A pregnant beast in Evdokia was considered very auspicious. The greater it is if it was a revered animal like lions and wolves. General Vassilios had recently won another battle; it was a fitting gift.
In place of Atalanta’s mother, the king put a new female lion in the enclosure with her father. This new lioness, recently arrived from Karhama, was much younger and much more beautiful with its golden-fur. She would be capable of bearing many offspring in the future.
The courtiers often thought the young and beautiful lioness, admiring the majestic male lion, was a better match for Atalanta’s father than Atalanta’s mother who occasionally dismissed him.
However, Atalanta’s father rejected his new mate.
He began to endlessly pace the same path from where Atalanta’s mother was first taken away to the door she last exited through.

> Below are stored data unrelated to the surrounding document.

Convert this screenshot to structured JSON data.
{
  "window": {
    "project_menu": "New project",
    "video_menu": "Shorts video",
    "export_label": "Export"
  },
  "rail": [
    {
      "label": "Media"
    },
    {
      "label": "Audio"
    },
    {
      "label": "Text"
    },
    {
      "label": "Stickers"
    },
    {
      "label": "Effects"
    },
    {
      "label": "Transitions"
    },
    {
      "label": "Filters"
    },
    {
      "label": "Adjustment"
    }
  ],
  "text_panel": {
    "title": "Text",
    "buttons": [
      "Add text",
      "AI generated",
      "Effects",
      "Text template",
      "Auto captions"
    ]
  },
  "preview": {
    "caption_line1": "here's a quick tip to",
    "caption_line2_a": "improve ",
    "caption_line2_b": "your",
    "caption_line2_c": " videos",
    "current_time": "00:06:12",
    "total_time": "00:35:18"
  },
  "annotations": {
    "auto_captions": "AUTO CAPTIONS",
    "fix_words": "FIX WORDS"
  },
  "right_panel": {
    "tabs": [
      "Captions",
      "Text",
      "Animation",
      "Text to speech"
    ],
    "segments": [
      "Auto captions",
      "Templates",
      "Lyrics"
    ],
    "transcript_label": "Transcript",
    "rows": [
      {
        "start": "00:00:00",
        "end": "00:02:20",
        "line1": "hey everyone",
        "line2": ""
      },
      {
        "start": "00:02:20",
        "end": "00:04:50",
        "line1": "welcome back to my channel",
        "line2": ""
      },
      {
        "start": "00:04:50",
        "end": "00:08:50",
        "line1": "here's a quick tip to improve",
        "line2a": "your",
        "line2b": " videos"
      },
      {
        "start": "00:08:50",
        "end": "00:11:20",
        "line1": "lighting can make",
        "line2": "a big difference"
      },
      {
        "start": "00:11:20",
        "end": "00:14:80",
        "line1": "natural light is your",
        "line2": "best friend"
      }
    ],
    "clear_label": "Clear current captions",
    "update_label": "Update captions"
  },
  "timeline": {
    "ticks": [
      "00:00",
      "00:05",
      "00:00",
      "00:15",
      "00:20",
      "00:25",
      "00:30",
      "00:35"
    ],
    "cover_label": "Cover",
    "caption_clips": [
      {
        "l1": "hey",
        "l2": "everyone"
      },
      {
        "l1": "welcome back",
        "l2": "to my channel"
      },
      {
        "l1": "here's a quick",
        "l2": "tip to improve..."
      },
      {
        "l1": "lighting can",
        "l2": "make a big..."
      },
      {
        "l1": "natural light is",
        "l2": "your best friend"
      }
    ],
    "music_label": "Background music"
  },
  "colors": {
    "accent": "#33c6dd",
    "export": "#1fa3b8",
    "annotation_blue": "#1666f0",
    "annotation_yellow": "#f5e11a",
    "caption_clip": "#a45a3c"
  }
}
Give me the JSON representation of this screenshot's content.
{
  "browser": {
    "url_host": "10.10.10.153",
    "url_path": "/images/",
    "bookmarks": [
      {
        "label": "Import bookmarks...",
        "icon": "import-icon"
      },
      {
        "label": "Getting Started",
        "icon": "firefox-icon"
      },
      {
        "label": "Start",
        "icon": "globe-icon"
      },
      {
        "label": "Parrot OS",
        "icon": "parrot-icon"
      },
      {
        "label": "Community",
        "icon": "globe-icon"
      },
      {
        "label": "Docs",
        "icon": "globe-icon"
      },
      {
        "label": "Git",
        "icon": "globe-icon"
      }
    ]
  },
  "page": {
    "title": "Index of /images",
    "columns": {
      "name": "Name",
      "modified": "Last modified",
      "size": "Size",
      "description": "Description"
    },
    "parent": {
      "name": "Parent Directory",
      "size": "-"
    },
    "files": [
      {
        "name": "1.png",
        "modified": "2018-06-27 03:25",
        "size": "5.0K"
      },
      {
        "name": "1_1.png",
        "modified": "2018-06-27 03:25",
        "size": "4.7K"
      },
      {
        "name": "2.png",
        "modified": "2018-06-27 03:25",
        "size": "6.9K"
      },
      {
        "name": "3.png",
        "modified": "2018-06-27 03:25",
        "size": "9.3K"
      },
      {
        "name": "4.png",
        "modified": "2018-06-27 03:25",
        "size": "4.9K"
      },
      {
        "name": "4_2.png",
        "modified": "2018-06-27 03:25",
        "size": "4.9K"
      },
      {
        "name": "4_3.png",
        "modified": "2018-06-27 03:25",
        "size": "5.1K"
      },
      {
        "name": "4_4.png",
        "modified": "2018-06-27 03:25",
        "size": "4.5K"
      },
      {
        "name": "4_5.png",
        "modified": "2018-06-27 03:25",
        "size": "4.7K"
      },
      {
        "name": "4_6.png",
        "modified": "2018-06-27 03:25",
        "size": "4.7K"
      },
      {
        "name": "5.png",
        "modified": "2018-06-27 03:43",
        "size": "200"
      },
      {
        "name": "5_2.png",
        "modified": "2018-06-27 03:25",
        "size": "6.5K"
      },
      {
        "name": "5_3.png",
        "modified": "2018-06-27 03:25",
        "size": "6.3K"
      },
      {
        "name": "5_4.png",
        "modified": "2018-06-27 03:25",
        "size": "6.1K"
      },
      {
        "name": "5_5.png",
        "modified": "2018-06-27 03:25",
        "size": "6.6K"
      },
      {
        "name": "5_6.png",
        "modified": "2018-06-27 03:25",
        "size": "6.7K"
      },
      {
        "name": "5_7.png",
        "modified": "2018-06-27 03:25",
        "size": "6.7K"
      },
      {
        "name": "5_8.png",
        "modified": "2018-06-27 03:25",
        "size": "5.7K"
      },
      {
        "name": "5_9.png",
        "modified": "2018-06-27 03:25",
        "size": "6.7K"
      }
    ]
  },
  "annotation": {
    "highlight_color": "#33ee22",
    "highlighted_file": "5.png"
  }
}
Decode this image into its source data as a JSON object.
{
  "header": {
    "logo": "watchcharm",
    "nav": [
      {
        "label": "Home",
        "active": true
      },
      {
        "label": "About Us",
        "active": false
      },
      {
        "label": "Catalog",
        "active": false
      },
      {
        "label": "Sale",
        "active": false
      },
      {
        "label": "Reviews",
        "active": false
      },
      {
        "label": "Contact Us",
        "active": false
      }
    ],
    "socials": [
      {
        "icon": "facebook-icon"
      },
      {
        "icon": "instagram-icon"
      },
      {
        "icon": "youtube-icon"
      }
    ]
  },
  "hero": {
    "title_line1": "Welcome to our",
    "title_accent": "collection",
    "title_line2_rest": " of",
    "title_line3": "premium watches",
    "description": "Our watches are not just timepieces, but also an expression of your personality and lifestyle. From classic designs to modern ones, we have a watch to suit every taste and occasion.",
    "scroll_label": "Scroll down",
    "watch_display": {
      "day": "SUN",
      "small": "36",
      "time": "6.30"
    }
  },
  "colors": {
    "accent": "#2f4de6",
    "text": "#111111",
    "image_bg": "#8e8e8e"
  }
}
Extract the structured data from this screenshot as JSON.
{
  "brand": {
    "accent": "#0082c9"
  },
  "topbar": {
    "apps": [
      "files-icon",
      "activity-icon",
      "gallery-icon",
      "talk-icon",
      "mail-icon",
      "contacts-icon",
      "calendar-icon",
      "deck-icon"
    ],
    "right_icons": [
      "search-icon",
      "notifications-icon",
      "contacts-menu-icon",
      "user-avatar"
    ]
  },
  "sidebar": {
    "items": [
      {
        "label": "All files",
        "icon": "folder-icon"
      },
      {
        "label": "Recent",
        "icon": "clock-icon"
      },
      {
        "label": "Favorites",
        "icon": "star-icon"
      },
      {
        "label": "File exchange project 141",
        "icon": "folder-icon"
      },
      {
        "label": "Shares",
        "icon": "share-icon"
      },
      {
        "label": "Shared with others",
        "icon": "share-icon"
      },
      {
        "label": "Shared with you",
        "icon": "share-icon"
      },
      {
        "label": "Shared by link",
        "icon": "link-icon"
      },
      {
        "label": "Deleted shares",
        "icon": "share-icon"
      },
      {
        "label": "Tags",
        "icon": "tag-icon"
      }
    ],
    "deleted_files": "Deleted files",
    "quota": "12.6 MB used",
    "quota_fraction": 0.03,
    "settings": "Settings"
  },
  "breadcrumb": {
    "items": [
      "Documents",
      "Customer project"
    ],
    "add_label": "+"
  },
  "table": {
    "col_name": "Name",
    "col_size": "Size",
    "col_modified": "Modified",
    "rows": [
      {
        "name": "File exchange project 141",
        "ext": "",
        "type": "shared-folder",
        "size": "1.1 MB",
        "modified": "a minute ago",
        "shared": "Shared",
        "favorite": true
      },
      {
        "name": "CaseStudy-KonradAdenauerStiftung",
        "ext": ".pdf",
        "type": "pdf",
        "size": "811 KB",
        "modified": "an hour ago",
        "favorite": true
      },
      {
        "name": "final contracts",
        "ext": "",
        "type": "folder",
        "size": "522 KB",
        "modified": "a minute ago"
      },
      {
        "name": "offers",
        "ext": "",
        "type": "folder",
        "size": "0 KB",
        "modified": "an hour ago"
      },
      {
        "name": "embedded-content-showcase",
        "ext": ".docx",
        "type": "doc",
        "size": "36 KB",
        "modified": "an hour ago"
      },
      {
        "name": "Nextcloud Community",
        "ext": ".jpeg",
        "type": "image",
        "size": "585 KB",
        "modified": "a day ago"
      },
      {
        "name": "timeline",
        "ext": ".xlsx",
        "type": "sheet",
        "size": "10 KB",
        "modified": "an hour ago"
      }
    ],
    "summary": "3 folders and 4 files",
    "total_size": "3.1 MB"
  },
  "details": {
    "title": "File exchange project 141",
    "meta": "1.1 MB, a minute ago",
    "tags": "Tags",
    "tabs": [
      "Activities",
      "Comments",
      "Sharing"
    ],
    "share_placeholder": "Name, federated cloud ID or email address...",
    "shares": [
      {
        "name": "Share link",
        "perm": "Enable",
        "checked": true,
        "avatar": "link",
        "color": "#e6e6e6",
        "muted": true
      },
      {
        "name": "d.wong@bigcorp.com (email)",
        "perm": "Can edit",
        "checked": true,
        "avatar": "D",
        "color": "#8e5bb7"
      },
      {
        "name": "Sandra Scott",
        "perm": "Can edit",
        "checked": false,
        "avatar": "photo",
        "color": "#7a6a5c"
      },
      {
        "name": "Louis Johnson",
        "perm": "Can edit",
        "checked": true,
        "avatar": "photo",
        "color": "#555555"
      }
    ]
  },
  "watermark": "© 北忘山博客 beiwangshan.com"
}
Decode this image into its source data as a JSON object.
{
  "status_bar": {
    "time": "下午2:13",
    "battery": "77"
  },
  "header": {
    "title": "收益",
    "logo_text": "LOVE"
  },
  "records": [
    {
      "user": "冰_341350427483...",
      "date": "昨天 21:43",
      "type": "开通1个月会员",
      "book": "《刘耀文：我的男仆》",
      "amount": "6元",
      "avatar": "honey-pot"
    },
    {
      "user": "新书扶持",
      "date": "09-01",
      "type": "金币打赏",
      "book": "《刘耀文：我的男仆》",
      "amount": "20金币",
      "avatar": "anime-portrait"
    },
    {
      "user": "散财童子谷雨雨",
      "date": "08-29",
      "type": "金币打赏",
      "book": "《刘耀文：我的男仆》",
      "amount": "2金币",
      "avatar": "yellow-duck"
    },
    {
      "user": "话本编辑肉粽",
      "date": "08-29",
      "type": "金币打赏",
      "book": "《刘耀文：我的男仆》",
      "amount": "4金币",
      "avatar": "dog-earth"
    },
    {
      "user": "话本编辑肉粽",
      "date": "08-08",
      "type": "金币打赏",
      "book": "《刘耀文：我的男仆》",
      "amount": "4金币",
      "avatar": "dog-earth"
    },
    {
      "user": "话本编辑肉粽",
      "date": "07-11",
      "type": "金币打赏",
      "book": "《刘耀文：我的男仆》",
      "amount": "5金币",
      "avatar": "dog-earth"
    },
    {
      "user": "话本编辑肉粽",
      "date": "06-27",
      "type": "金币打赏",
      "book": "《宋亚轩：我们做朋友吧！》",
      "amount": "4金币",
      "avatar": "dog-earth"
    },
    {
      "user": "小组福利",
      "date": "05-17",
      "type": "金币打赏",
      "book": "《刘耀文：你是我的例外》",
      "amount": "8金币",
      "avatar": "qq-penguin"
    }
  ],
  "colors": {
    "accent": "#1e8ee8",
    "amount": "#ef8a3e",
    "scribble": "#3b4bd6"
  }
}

This behavior mirrored that of the queen of the plains, his mother, before her death. He, like his mother and siblings with different fathers, had never struggled for survival. He was unaware of the pains of living in the wild.
He had never wandered the plains for weeks in search of a sip of water, never ambushed innocent herds of deer. He never experienced the humiliation of being rejected by the females and driven out of the pride like his unchosen brothers.
He had never harmed even a small prey animal to survive. He just adored the people who fed him, looking at them with the kindest eyes.
Atalanta’s father was the first to kill those same people.
The massive beast broke out of its enclosure. He overturned the king’s garden as it searched for Atalanta’s mother. It roared as if calling her name.
His teeth broke while smashing the gate, and his head, struck by a club wielded by a deceased guard, was bleeding profusely, with half of his golden face soaked in blood.
But no one could stop him. The lion was considered a sacred animal of the goddess, and this male lion was the king’s most cherished animal. The lives of certain animals in the court were valued far more than those of many humans.
Atalanta’s mother knew there was a world beyond the enclosure. She knew somewhere lay the Karhama royal palace where she was born, the sea she had crossed, and the roads of Lykke where the procession had passed.
She learned about the endless plains from stories told by her deceased grandmother. She had seen and heard all these things from beyond the moving bars of the enclosure.